Balboni is not calling for the mandate to be rescinded or delayed, urged the state to set up a staffing emergency plan, which may include mutual-aid requests, increased distribution of personal protective equipment and increased testing.
Hochul's administration this week was locked in negotiations with multiple state labor unions, who have said the state's mandate should have been subject to collective bargaining and not simply imposed under a provision of state health law.
In the case filed by CSEA this week, the union said the Public Employment Relations Board had determined the state Unified Court System's vaccination mandate for judges and nonjudicial employees "constitutes an improper practice" and authorized the union to file for a temporary injunction in state Supreme Court. CSEA is seeking a stay of the mandate until an administrative law judge issues a decision in their PERB case.
In the case filed on behalf of the Buffalo-area medical professionals, they assert that the U.S. Food and Drug Administration earlier this month reported a "1,000 percent increase" in adverse reactions to coronavirus vaccines at a meeting where it recommended against requiring booster shots for people younger than 65.
That petition also states the mandate does not provide exemptions for religious beliefs or for those "that were previously infected with COVID-19 and who have natural immunity."
Natural immunity "is at least as effective as vaccination at preventing future COVID-19 infections," the petition states, adding that a person who gets vaccinated to keep their job but suffers an adverse reaction "will be without any legal recourse for any such injuries or damages they suffer as a result of vaccination."

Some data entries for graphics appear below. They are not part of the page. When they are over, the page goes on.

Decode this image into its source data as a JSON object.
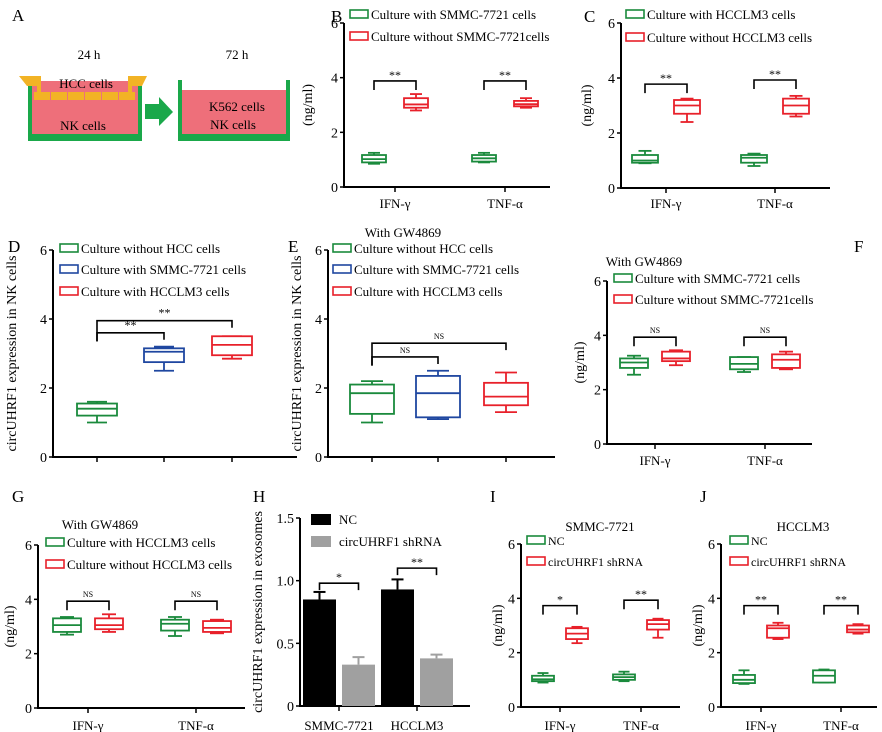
{
  "colors": {
    "green": "#1a8a3c",
    "blue": "#1f47a0",
    "red": "#e8202a",
    "black": "#000000",
    "gray": "#a0a0a0",
    "well_green": "#1aa84a",
    "medium_pink": "#ee6f7a",
    "insert_yellow": "#f2b325"
  },
  "panel_a": {
    "letter": "A",
    "left_time": "24 h",
    "right_time": "72 h",
    "left_top_label": "HCC cells",
    "left_bottom_label": "NK cells",
    "right_label_1": "K562 cells",
    "right_label_2": "NK cells"
  },
  "chart_data": [
    {
      "panel": "B",
      "type": "box",
      "title": "",
      "ylabel": "(ng/ml)",
      "ylim": [
        0,
        6
      ],
      "yticks": [
        0,
        2,
        4,
        6
      ],
      "categories": [
        "IFN-γ",
        "TNF-α"
      ],
      "series": [
        {
          "name": "Culture with SMMC-7721 cells",
          "color": "green",
          "boxes": [
            {
              "min": 0.85,
              "q1": 0.9,
              "median": 1.02,
              "q3": 1.17,
              "max": 1.25
            },
            {
              "min": 0.9,
              "q1": 0.93,
              "median": 1.05,
              "q3": 1.17,
              "max": 1.25
            }
          ]
        },
        {
          "name": "Culture without SMMC-7721cells",
          "color": "red",
          "boxes": [
            {
              "min": 2.8,
              "q1": 2.9,
              "median": 3.02,
              "q3": 3.25,
              "max": 3.4
            },
            {
              "min": 2.9,
              "q1": 2.95,
              "median": 3.03,
              "q3": 3.15,
              "max": 3.25
            }
          ]
        }
      ],
      "annotations": [
        {
          "category": 0,
          "text": "**",
          "y": 3.55
        },
        {
          "category": 1,
          "text": "**",
          "y": 3.55
        }
      ]
    },
    {
      "panel": "C",
      "type": "box",
      "title": "",
      "ylabel": "(ng/ml)",
      "ylim": [
        0,
        6
      ],
      "yticks": [
        0,
        2,
        4,
        6
      ],
      "categories": [
        "IFN-γ",
        "TNF-α"
      ],
      "series": [
        {
          "name": "Culture with HCCLM3 cells",
          "color": "green",
          "boxes": [
            {
              "min": 0.9,
              "q1": 0.92,
              "median": 1.0,
              "q3": 1.2,
              "max": 1.35
            },
            {
              "min": 0.8,
              "q1": 0.92,
              "median": 1.1,
              "q3": 1.2,
              "max": 1.25
            }
          ]
        },
        {
          "name": "Culture without HCCLM3 cells",
          "color": "red",
          "boxes": [
            {
              "min": 2.4,
              "q1": 2.7,
              "median": 3.0,
              "q3": 3.2,
              "max": 3.25
            },
            {
              "min": 2.6,
              "q1": 2.7,
              "median": 3.0,
              "q3": 3.25,
              "max": 3.35
            }
          ]
        }
      ],
      "annotations": [
        {
          "category": 0,
          "text": "**",
          "y": 3.45
        },
        {
          "category": 1,
          "text": "**",
          "y": 3.6
        }
      ]
    },
    {
      "panel": "D",
      "type": "box",
      "title": "",
      "ylabel": "circUHRF1 expression in NK cells",
      "ylim": [
        0,
        6
      ],
      "yticks": [
        0,
        2,
        4,
        6
      ],
      "categories": [
        "",
        "",
        ""
      ],
      "series": [
        {
          "name": "Culture without HCC cells",
          "color": "green",
          "boxes": [
            {
              "min": 1.0,
              "q1": 1.2,
              "median": 1.4,
              "q3": 1.55,
              "max": 1.6
            }
          ]
        },
        {
          "name": "Culture with SMMC-7721 cells",
          "color": "blue",
          "boxes": [
            {
              "min": 2.5,
              "q1": 2.75,
              "median": 3.05,
              "q3": 3.15,
              "max": 3.2
            }
          ]
        },
        {
          "name": "Culture with HCCLM3 cells",
          "color": "red",
          "boxes": [
            {
              "min": 2.85,
              "q1": 2.95,
              "median": 3.25,
              "q3": 3.5,
              "max": 3.5
            }
          ]
        }
      ],
      "comparisons": [
        {
          "from": 0,
          "to": 1,
          "text": "**",
          "y": 3.35,
          "top": 3.6
        },
        {
          "from": 0,
          "to": 2,
          "text": "**",
          "y": 3.35,
          "top": 3.95
        }
      ]
    },
    {
      "panel": "E",
      "type": "box",
      "title": "With GW4869",
      "ylabel": "circUHRF1 expression in NK cells",
      "ylim": [
        0,
        6
      ],
      "yticks": [
        0,
        2,
        4,
        6
      ],
      "categories": [
        "",
        "",
        ""
      ],
      "series": [
        {
          "name": "Culture without HCC cells",
          "color": "green",
          "boxes": [
            {
              "min": 1.0,
              "q1": 1.25,
              "median": 1.85,
              "q3": 2.1,
              "max": 2.2
            }
          ]
        },
        {
          "name": "Culture with SMMC-7721 cells",
          "color": "blue",
          "boxes": [
            {
              "min": 1.1,
              "q1": 1.15,
              "median": 1.85,
              "q3": 2.35,
              "max": 2.5
            }
          ]
        },
        {
          "name": "Culture with HCCLM3 cells",
          "color": "red",
          "boxes": [
            {
              "min": 1.3,
              "q1": 1.5,
              "median": 1.75,
              "q3": 2.15,
              "max": 2.45
            }
          ]
        }
      ],
      "comparisons": [
        {
          "from": 0,
          "to": 1,
          "text": "NS",
          "y": 2.65,
          "top": 2.9
        },
        {
          "from": 0,
          "to": 2,
          "text": "NS",
          "y": 2.65,
          "top": 3.3
        }
      ]
    },
    {
      "panel": "F",
      "type": "box",
      "title": "With GW4869",
      "ylabel": "(ng/ml)",
      "ylim": [
        0,
        6
      ],
      "yticks": [
        0,
        2,
        4,
        6
      ],
      "categories": [
        "IFN-γ",
        "TNF-α"
      ],
      "series": [
        {
          "name": "Culture with SMMC-7721 cells",
          "color": "green",
          "boxes": [
            {
              "min": 2.55,
              "q1": 2.8,
              "median": 3.0,
              "q3": 3.15,
              "max": 3.25
            },
            {
              "min": 2.65,
              "q1": 2.75,
              "median": 2.95,
              "q3": 3.2,
              "max": 3.2
            }
          ]
        },
        {
          "name": "Culture without SMMC-7721cells",
          "color": "red",
          "boxes": [
            {
              "min": 2.9,
              "q1": 3.05,
              "median": 3.15,
              "q3": 3.4,
              "max": 3.45
            },
            {
              "min": 2.75,
              "q1": 2.8,
              "median": 3.1,
              "q3": 3.3,
              "max": 3.4
            }
          ]
        }
      ],
      "annotations": [
        {
          "category": 0,
          "text": "NS",
          "y": 3.6
        },
        {
          "category": 1,
          "text": "NS",
          "y": 3.6
        }
      ]
    },
    {
      "panel": "G",
      "type": "box",
      "title": "With GW4869",
      "ylabel": "(ng/ml)",
      "ylim": [
        0,
        6
      ],
      "yticks": [
        0,
        2,
        4,
        6
      ],
      "categories": [
        "IFN-γ",
        "TNF-α"
      ],
      "series": [
        {
          "name": "Culture with HCCLM3 cells",
          "color": "green",
          "boxes": [
            {
              "min": 2.7,
              "q1": 2.8,
              "median": 3.05,
              "q3": 3.3,
              "max": 3.35
            },
            {
              "min": 2.65,
              "q1": 2.85,
              "median": 3.1,
              "q3": 3.25,
              "max": 3.35
            }
          ]
        },
        {
          "name": "Culture without HCCLM3 cells",
          "color": "red",
          "boxes": [
            {
              "min": 2.8,
              "q1": 2.9,
              "median": 3.05,
              "q3": 3.3,
              "max": 3.45
            },
            {
              "min": 2.75,
              "q1": 2.8,
              "median": 2.95,
              "q3": 3.2,
              "max": 3.25
            }
          ]
        }
      ],
      "annotations": [
        {
          "category": 0,
          "text": "NS",
          "y": 3.6
        },
        {
          "category": 1,
          "text": "NS",
          "y": 3.6
        }
      ]
    },
    {
      "panel": "H",
      "type": "bar",
      "title": "",
      "ylabel": "circUHRF1 expression in exosomes",
      "ylim": [
        0,
        1.5
      ],
      "yticks": [
        "0",
        "0.5",
        "1.0",
        "1.5"
      ],
      "ytick_values": [
        0,
        0.5,
        1.0,
        1.5
      ],
      "categories": [
        "SMMC-7721",
        "HCCLM3"
      ],
      "series": [
        {
          "name": "NC",
          "color": "black",
          "values": [
            0.85,
            0.93
          ],
          "errors": [
            0.06,
            0.08
          ]
        },
        {
          "name": "circUHRF1 shRNA",
          "color": "gray",
          "values": [
            0.33,
            0.38
          ],
          "errors": [
            0.06,
            0.03
          ]
        }
      ],
      "annotations": [
        {
          "category": 0,
          "text": "*",
          "y": 0.98
        },
        {
          "category": 1,
          "text": "**",
          "y": 1.1
        }
      ]
    },
    {
      "panel": "I",
      "type": "box",
      "title": "SMMC-7721",
      "ylabel": "(ng/ml)",
      "ylim": [
        0,
        6
      ],
      "yticks": [
        0,
        2,
        4,
        6
      ],
      "categories": [
        "IFN-γ",
        "TNF-α"
      ],
      "series": [
        {
          "name": "NC",
          "color": "green",
          "boxes": [
            {
              "min": 0.9,
              "q1": 0.95,
              "median": 1.02,
              "q3": 1.15,
              "max": 1.25
            },
            {
              "min": 0.95,
              "q1": 1.0,
              "median": 1.1,
              "q3": 1.2,
              "max": 1.3
            }
          ]
        },
        {
          "name": "circUHRF1 shRNA",
          "color": "red",
          "boxes": [
            {
              "min": 2.35,
              "q1": 2.5,
              "median": 2.7,
              "q3": 2.9,
              "max": 2.95
            },
            {
              "min": 2.55,
              "q1": 2.85,
              "median": 3.05,
              "q3": 3.2,
              "max": 3.25
            }
          ]
        }
      ],
      "annotations": [
        {
          "category": 0,
          "text": "*",
          "y": 3.4
        },
        {
          "category": 1,
          "text": "**",
          "y": 3.6
        }
      ]
    },
    {
      "panel": "J",
      "type": "box",
      "title": "HCCLM3",
      "ylabel": "(ng/ml)",
      "ylim": [
        0,
        6
      ],
      "yticks": [
        0,
        2,
        4,
        6
      ],
      "categories": [
        "IFN-γ",
        "TNF-α"
      ],
      "series": [
        {
          "name": "NC",
          "color": "green",
          "boxes": [
            {
              "min": 0.85,
              "q1": 0.88,
              "median": 1.0,
              "q3": 1.18,
              "max": 1.35
            },
            {
              "min": 0.9,
              "q1": 0.9,
              "median": 1.15,
              "q3": 1.35,
              "max": 1.38
            }
          ]
        },
        {
          "name": "circUHRF1 shRNA",
          "color": "red",
          "boxes": [
            {
              "min": 2.5,
              "q1": 2.55,
              "median": 2.9,
              "q3": 3.0,
              "max": 3.1
            },
            {
              "min": 2.7,
              "q1": 2.75,
              "median": 2.85,
              "q3": 3.0,
              "max": 3.05
            }
          ]
        }
      ],
      "annotations": [
        {
          "category": 0,
          "text": "**",
          "y": 3.4
        },
        {
          "category": 1,
          "text": "**",
          "y": 3.4
        }
      ]
    }
  ]
}
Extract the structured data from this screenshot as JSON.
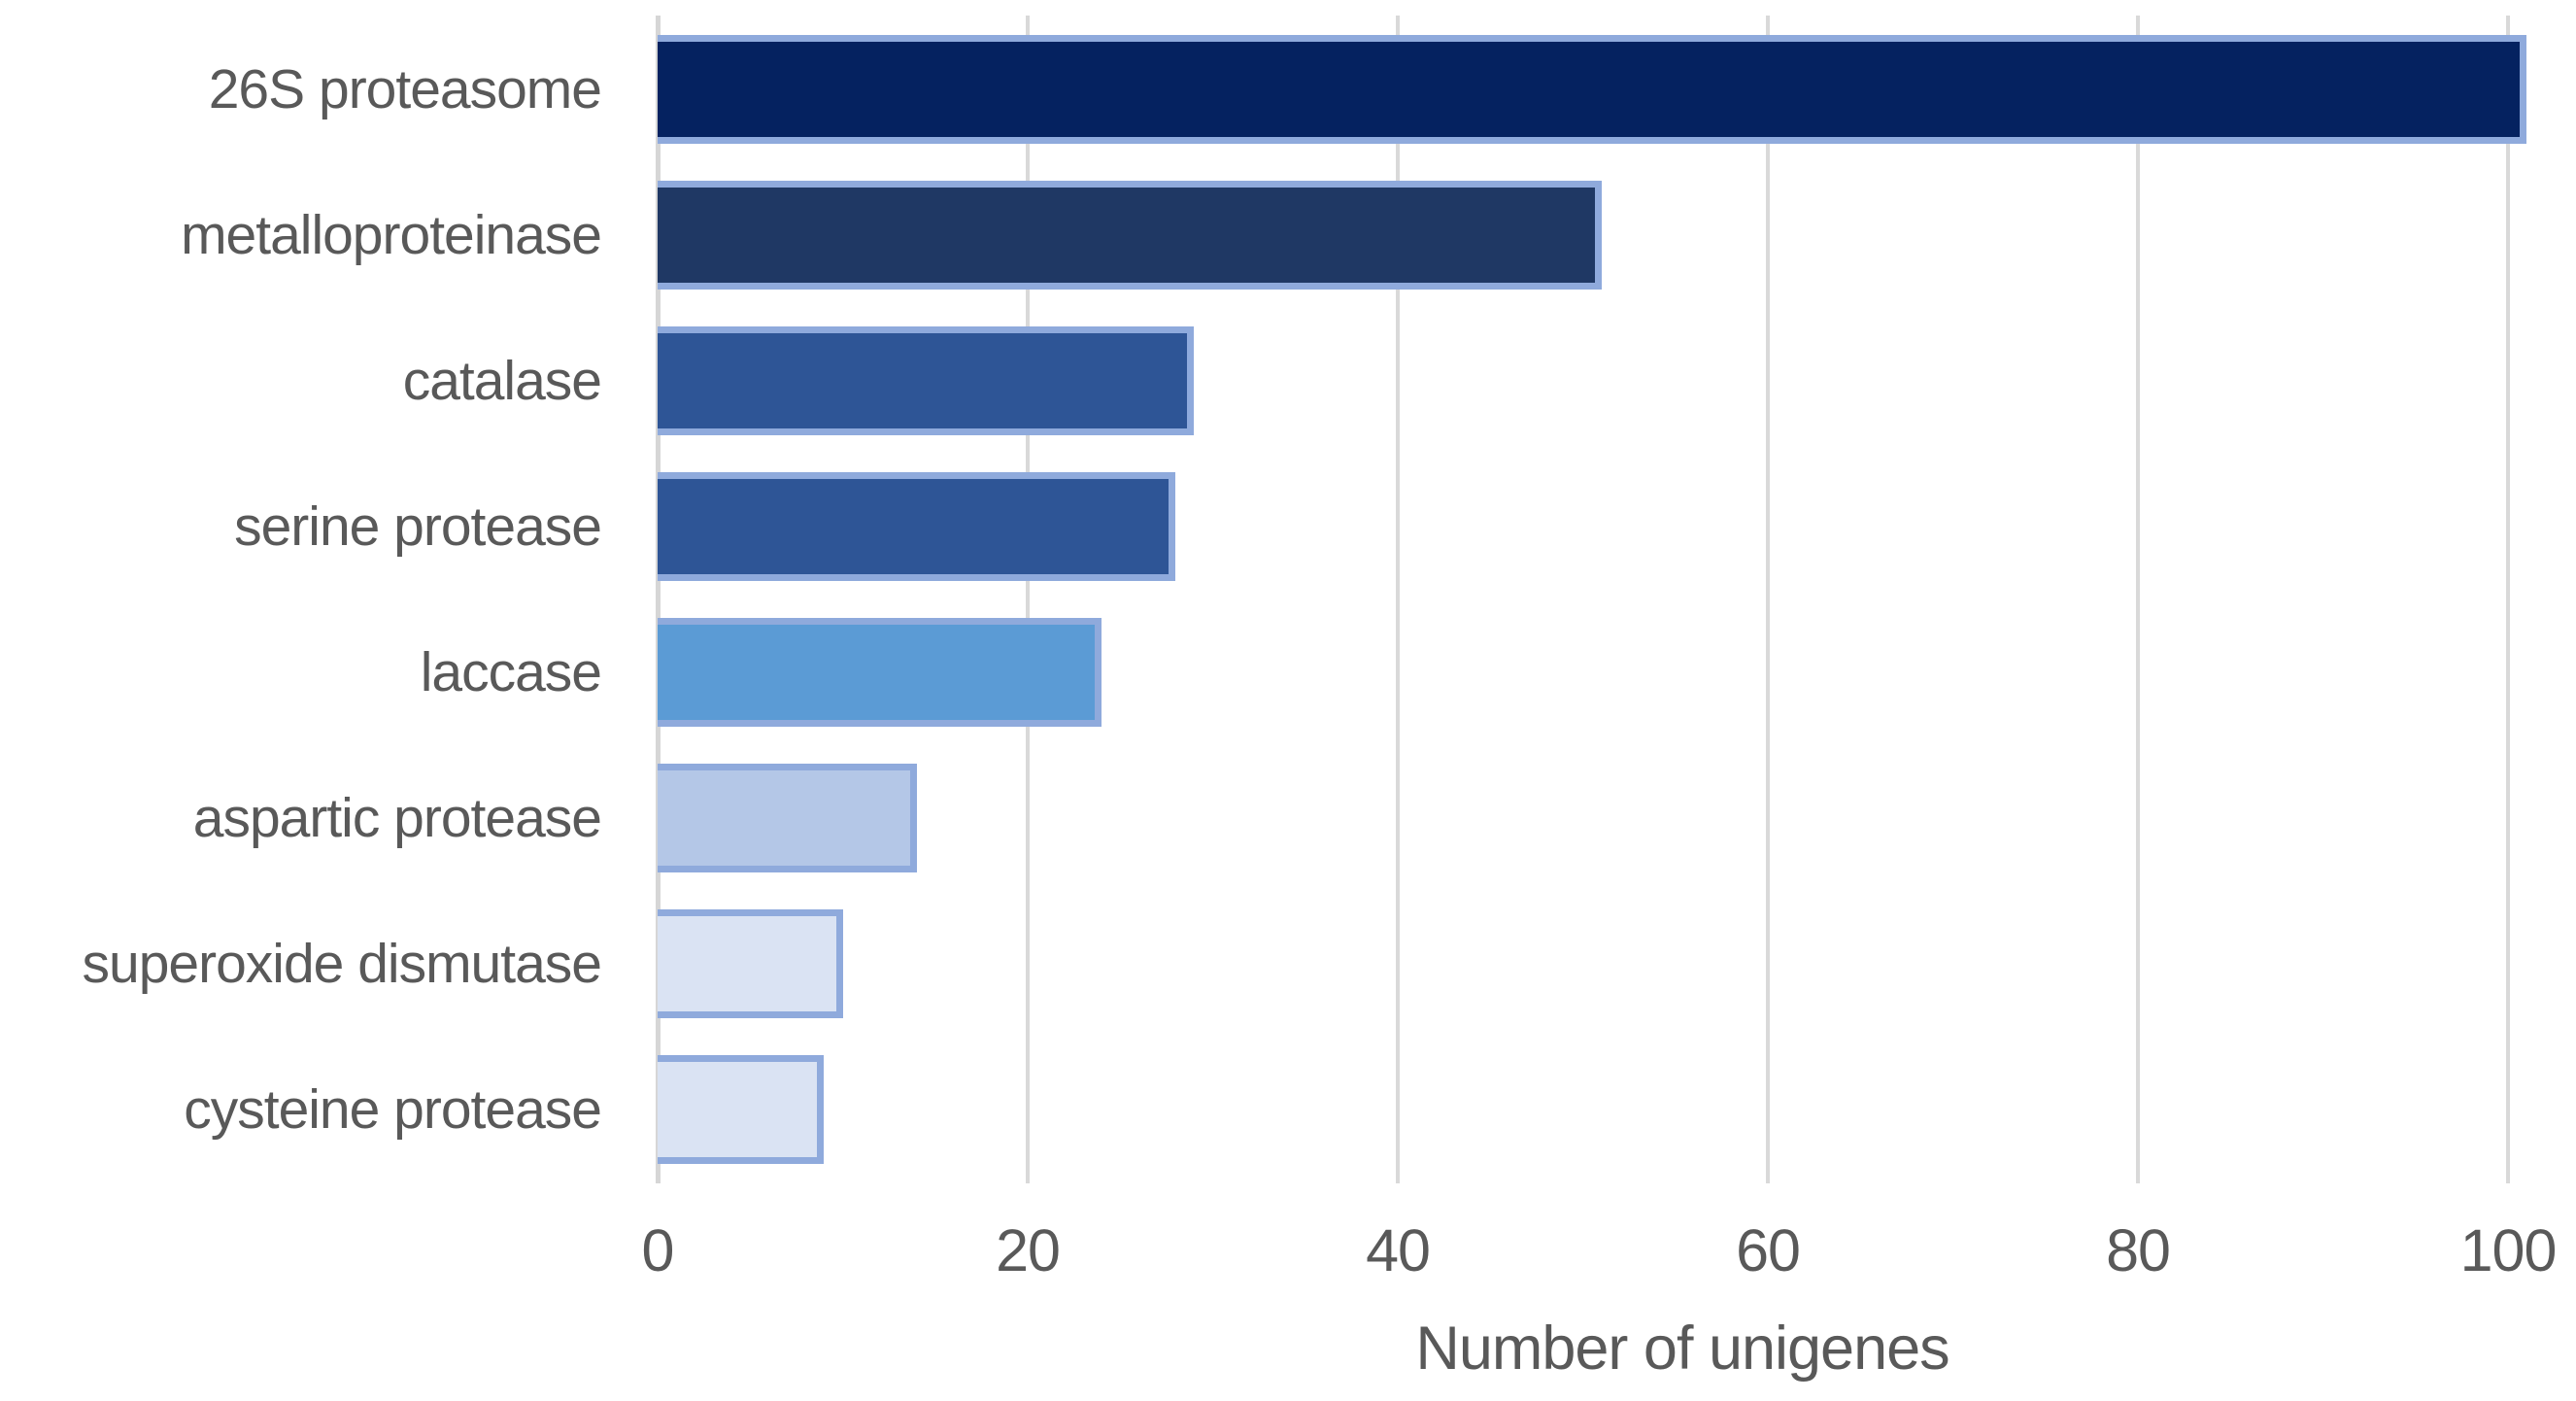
{
  "chart_data": {
    "type": "bar",
    "orientation": "horizontal",
    "title": "",
    "xlabel": "Number of unigenes",
    "ylabel": "",
    "categories": [
      "26S proteasome",
      "metalloproteinase",
      "catalase",
      "serine protease",
      "laccase",
      "aspartic protease",
      "superoxide dismutase",
      "cysteine protease"
    ],
    "values": [
      101,
      51,
      29,
      28,
      24,
      14,
      10,
      9
    ],
    "xlim": [
      0,
      100
    ],
    "x_ticks": [
      0,
      20,
      40,
      60,
      80,
      100
    ],
    "grid": "vertical-gridlines-on",
    "legend": "none",
    "colors": {
      "bar_fills": [
        "#052260",
        "#1F3864",
        "#2E5596",
        "#2E5596",
        "#5B9BD5",
        "#B4C7E7",
        "#DAE3F3",
        "#DAE3F3"
      ],
      "bar_border": "#8FAADC",
      "gridline": "#D9D9D9",
      "axis_line": "#D6D6D6",
      "text": "#595959",
      "background": "#FFFFFF"
    }
  }
}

Three people familiar with the negotiations between Hochul's administration and multiple labor unions said the incentive being offered by the administration is for affected health care employees to receive a half-day of vacation if they are vaccinated. That offer, however, is contingent on the unions agreeing that their members would not have contractual rights to use accrued time, such as sick or vacation days, to offset any lost hours while they are suspended.
Even before the coronavirus pandemic, hospitals and other medical providers and long-term care facilities were facing a staffing crisis — including group homes for disabled individuals, where some nurses are being forced to work 24-hour shifts. The mandate set to take effect Monday requires the workers to have at least one COVID-19 vaccination shot.